The third characteristic from (9) is

$$\begin{aligned} \frac{\text {d}S}{\text {d}\tau } = 0, \end{aligned}$$
(13)

thus the solution is constant along the curve \((x(\tau ),y(\tau ))\), i.e.,

$$\begin{aligned} S(x(\tau ),y(\tau )) = c \end{aligned}$$
(14)

In particular, for all \((x_0,y_0)\in [0,1]^2\),

$$\begin{aligned} S(x(\tau ),y(\tau )) = S(x_0,y_0) \end{aligned}$$
(15)

where \((x(\tau ),y(\tau ))\) and \((x_0,y_0)\) lie along the same characteristic curve. Fix \((x,y,\tau )\), and write \(x_0\) and \(y_0\) in terms of those variables, i.e.

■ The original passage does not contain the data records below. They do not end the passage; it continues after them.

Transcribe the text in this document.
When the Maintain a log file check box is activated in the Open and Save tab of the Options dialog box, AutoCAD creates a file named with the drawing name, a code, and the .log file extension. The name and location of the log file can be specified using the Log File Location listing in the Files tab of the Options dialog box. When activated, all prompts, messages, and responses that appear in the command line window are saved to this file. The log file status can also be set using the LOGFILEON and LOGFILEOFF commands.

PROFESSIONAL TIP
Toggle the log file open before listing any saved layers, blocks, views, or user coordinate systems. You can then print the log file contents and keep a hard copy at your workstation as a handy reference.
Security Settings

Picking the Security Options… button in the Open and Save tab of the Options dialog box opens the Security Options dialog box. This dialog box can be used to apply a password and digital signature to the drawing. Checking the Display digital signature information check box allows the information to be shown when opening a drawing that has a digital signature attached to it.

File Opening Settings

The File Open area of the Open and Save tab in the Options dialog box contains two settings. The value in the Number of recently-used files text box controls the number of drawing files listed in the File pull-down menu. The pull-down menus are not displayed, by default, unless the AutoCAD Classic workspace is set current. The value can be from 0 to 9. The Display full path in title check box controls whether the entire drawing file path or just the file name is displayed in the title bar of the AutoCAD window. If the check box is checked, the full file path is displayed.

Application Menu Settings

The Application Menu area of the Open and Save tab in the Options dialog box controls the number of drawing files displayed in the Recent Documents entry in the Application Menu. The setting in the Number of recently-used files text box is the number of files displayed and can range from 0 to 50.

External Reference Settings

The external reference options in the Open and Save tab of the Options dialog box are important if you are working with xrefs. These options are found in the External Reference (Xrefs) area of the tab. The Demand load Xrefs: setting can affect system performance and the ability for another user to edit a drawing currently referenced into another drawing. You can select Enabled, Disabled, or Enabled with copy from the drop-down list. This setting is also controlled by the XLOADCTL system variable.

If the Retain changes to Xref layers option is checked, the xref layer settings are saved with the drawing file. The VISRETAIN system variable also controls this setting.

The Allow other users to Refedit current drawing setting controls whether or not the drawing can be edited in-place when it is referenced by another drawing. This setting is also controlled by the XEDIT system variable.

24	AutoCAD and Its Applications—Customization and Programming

$$\begin{aligned} S(x,y) = S( x_0(\tau ,x,y), y_0(\tau ,x,y)) \end{aligned}$$
(16)

where

$$\begin{aligned} x_0 ={}&xe^{A\beta \tau } - \frac{A\beta }{A\beta -\beta -\gamma }\left( y-\frac{\gamma }{\beta +\gamma }\right) \left( e^{A\beta \tau } - e^{(\beta +\gamma )\tau }\right) - \frac{\gamma }{\beta +\gamma }\left( e^{A\beta \tau } -1\right) \end{aligned}$$
(17a)
$$\begin{aligned} y_0 ={}&\left( y - \frac{\gamma }{\beta +\gamma }\right) e^{(\beta +\gamma )} + \frac{\gamma }{\beta +\gamma }. \end{aligned}$$
(17b)

Take derivatives in x and y of (16)

$$\begin{aligned} S_x(x,y)&= \frac{\partial S}{\partial x_0} \frac{\partial x_0}{\partial x} \end{aligned}$$
(18)
$$\begin{aligned} S_{xy}(x,y)&= \frac{\partial S}{\partial x_0} \frac{\partial ^2 x_0}{\partial x \partial y} + \left( \frac{\partial ^2 S}{\partial x_0^2}\frac{\partial x_0}{\partial y} + \frac{\partial ^2 S}{\partial x_0 \partial y_0} \frac{\partial y_0}{\partial y}\right) \frac{\partial x_0}{\partial x}. \end{aligned}$$
(19)

Substituting this into the expression for A gives the compatibility condition

$$\begin{aligned} A&= \frac{S_{xy}(s,1,1)}{S_x(s,1,1)} \end{aligned}$$
(20)
$$\begin{aligned}&= \left. \frac{\frac{\partial ^2 S}{\partial x_0^2}\frac{\partial x_0}{\partial y} + \frac{\partial ^2 S}{\partial x_0 \partial y_0} \frac{\partial y_0}{\partial y}}{ \frac{\partial S}{\partial x_0}} \right| _{x=y=1} \end{aligned}$$
(21)
$$\begin{aligned}&= \left. \frac{\frac{\partial ^2 S}{\partial x_0^2}\frac{A\beta }{A\beta -\beta -\gamma }\left( e^{(\beta +\gamma )\tau } -e^{A\beta \tau }\right) + \frac{\partial ^2 S}{\partial x_0 \partial y_0} e^{(\beta +\gamma )\tau }}{ \frac{\partial S}{\partial x_0}} \right| _{x=y=1} \end{aligned}$$
(22)

The LHS of equation (22) is a constant, and the RHS depends on \(\tau \). Since the RHS is a linear combination of functions, the only solution for the RHS to be \(\tau \) independent is for \(A = 0\). When \(A = 0\), equation (8) gives \(S_y = 0\) and so

$$\begin{aligned} S = S^*(x). \end{aligned}$$
(23)

\(\square \)

Definition 2

A disease-free steady state of the PDE (7) is a biologically relevant solution that is y-independent, i.e. \(S = S^*(x)\).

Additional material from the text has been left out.